Founded to commemorate and continue the inventive spirit and scientific genius of Benjamin Franklin, the imposing Franklin Institute stands solid as a rock on 20th Street in Philadelphia. Science is a phenomenon—a process. You can’t put it in a museum display case. On “display” at the Franklin Institute is a surprising “collection” of ordinary, everyday experiences like “stability,” “momentum,” “speed.” Yet its rich historical collection also charts the progress of science in America, from Benjamin Franklin’s lightning rod to the Wright Brothers’ airfoils and flight experiment records, to one of the earliest planetariums in America. The Franklin Institute aims to awaken the scientist in each and every one of us.
As the World Turns
The Foucault pendulum is a visual representation of the rotation of the earth.

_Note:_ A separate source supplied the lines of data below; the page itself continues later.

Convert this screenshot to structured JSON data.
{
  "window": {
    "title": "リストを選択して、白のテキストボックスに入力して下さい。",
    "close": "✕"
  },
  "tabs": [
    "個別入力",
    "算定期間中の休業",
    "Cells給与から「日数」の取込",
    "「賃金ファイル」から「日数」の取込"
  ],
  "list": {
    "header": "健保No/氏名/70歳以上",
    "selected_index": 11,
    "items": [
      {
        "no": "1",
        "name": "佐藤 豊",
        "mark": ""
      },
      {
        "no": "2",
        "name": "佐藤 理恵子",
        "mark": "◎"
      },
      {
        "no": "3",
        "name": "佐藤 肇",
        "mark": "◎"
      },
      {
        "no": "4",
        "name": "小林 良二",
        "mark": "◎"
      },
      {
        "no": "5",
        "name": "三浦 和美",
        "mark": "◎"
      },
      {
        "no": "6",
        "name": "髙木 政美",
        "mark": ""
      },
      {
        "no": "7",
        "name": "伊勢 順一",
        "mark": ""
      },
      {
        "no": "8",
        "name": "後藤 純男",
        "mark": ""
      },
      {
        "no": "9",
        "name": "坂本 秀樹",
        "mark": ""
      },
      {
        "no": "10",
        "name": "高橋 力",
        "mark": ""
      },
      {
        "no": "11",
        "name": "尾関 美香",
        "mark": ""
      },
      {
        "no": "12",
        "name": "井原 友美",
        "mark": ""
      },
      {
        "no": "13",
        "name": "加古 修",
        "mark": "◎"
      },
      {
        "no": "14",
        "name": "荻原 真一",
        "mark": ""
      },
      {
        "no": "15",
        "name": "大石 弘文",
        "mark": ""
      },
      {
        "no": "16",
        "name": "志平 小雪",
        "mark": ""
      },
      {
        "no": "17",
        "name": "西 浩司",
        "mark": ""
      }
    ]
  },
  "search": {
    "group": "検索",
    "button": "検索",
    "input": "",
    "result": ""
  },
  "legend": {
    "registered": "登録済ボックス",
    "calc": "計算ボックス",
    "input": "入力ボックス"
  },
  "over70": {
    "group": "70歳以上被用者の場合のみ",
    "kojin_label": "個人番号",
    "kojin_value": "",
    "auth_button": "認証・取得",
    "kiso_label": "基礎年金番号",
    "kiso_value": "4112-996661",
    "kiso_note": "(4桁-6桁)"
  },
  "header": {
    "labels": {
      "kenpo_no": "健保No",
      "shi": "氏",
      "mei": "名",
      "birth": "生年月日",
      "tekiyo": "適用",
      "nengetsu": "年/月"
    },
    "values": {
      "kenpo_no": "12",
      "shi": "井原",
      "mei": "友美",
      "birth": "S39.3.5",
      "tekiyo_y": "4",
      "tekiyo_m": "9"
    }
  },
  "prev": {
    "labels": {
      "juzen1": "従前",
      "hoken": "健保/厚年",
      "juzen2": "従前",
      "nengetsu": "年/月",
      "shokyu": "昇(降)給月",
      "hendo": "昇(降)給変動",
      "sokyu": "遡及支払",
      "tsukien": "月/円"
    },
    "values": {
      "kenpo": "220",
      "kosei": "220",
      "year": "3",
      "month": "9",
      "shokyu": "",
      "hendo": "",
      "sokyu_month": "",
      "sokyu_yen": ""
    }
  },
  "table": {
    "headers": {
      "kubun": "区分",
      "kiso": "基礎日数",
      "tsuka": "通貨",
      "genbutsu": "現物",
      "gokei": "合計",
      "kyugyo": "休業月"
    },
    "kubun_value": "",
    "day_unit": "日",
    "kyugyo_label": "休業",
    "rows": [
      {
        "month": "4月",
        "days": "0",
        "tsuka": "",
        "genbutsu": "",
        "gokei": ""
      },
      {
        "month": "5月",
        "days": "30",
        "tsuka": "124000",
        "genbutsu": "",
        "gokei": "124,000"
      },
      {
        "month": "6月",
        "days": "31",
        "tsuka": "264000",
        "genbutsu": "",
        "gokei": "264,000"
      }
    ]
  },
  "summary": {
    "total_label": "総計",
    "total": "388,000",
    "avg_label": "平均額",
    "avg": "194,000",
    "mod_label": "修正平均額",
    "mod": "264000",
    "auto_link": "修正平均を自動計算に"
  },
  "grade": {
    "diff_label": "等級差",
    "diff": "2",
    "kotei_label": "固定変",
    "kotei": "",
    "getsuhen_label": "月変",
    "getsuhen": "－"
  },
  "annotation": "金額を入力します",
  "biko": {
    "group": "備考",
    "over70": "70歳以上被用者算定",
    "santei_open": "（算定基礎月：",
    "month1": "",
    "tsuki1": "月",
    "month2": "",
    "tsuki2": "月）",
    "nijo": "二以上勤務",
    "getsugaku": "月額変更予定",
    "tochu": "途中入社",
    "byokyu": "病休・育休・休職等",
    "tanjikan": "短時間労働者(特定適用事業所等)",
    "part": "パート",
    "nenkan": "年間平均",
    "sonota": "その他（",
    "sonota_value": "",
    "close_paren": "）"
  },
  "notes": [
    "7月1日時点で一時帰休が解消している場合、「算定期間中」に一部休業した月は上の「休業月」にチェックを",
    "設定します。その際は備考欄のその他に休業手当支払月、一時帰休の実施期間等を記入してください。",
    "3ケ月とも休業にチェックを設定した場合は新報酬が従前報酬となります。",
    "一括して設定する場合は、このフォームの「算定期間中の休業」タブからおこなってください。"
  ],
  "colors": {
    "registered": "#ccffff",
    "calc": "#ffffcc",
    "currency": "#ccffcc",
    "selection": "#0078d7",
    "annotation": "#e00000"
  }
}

As the back and forth motion intersects with the spinning earth, its path slowly changes. It’s mesmerizing to watch it knock down pegs, one by one.
The Kite and the Key
Through careful observation, Benjamin Franklin determined that he could reproduce the electricity unleashed during a thunderstorm. He tested his theory with his legendary kite and key experiment. And indeed, as the storm raged above him it delivered an electrical charge to the key.
The Mechanical World
In a museum dedicated to ingenuity and inventiveness, this “automaton” represents the 19th century’s preoccupation with the mechanical world. This invention can draw four different images and write two poems.
The Heart of the Matter
In January 1954 a heart big enough for a 220-foot human opened to the public. 50 years later it's still beating. The idea behind the exhibit was simple. Allow visitors to follow the path of blood circulating through the heart and they would gain a better understanding of this organ that beats without rest over two and a half billion times in an average lifetime.
Space exhibits and simulators help visitors understand what it’s like for astronauts to work in space in a space suit where there’s no air pressure.